Common Dreams / Published on Thursday, December 14, 2006 by ReutersJeremy Lovell
This year is set to be the sixth warmest worldwide since records began, stoked by global warming linked to human activities, the British Meteorological Office and the University of East Anglia said on Thursday.
As England basks in unseasonably warm December weather two weeks before the end of the year, the Met Office said data from January to November made 2006 the warmest on record for central England.
"Worldwide, the provisional figures for 2006 using data from January to November, place the year as the sixth warmest year" since records began in the 1850s, the report said.
The previous warmest years were 1998 and 2005, according to the World Meteorological Organization (WMO). The WMO was due to release its own 2006 figures later on Thursday.
"The top 10 warmest years have all occurred in the last 12 years," it said, adding that 2006 could have been warmer but for La Nina, a cooling of parts of the Pacific Ocean.
"The figures support recent research from David Karoly of the University of Oklahoma and Peter Stott at the Met Office which showed links between human behavior and the warming trend," said Met Office scientist David Parker.

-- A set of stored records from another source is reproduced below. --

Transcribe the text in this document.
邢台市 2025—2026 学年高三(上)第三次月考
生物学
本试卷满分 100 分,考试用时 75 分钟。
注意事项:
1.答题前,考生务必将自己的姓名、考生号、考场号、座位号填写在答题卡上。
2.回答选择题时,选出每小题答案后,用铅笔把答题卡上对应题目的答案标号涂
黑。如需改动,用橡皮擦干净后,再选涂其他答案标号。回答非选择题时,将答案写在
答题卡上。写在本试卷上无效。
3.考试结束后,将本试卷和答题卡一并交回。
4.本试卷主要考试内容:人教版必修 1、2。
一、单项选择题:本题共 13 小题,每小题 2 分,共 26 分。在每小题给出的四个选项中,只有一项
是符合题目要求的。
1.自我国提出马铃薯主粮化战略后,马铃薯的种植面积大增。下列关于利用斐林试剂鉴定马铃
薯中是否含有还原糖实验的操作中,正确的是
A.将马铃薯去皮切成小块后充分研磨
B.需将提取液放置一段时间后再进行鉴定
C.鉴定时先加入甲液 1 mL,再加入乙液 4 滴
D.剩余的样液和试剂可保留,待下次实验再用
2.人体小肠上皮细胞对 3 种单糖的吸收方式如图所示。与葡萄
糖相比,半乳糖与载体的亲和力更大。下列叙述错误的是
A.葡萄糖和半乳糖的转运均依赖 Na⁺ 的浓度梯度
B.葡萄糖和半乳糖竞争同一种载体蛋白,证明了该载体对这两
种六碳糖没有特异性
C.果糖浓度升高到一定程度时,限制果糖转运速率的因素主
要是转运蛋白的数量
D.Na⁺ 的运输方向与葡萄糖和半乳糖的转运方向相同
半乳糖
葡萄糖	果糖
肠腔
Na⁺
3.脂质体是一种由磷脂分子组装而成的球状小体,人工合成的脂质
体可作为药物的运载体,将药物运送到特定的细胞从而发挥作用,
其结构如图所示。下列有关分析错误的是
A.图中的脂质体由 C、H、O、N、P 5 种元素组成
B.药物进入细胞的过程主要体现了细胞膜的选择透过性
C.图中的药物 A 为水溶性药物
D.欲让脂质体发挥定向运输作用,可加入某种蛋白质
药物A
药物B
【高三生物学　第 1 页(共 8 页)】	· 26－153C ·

Most scientists now agree that world average temperatures may rise by between two and six degrees Celsius this century due to emissions of so-called greenhouse gases like carbon dioxide from burning fossil fuels for power and transport.
They say this would cause polar ice caps to melt and sea levels to rise, causing floods, famines and violent storms and putting millions of lives at risk.
CURB WARMING
Former World Bank chief economist Nicholas Stern said in October that urgent action on global warming was vital.
He said the cost of curbing greenhouse gas emissions now would be about one percent of global economic output -- a figure that rises 20-fold if action is delayed.
In Britain, temperature records have tumbled month by month, it said.
"2006 has been quite extraordinary in terms of the UK temperature, with several records broken," Parker said.
This year saw the highest average temperature recorded since the Central England Temperature (CET) series began in 1659.
"The rise above the average is significantly higher than that for the two hottest years we have experienced," Phil Jones, of the University of East Anglia's Climatic Research Unit, said.
The report said last July had been the warmest on record in Britain with an average temperature of 19.7 degrees Celsius, and it had been the warmest April to October period with a mean temperature of 14.6 degrees Celsius.
The autumn has already been declared the warmest on record with an average temperature of 12.6 degrees Celsius.
At that rate, 2006 "is very likely to be the warmest year in terms of CET" the Met Office said.
The joint warmest years currently are 1990 and 1999, which recorded a mean temperature of 10.63 degrees Celsius.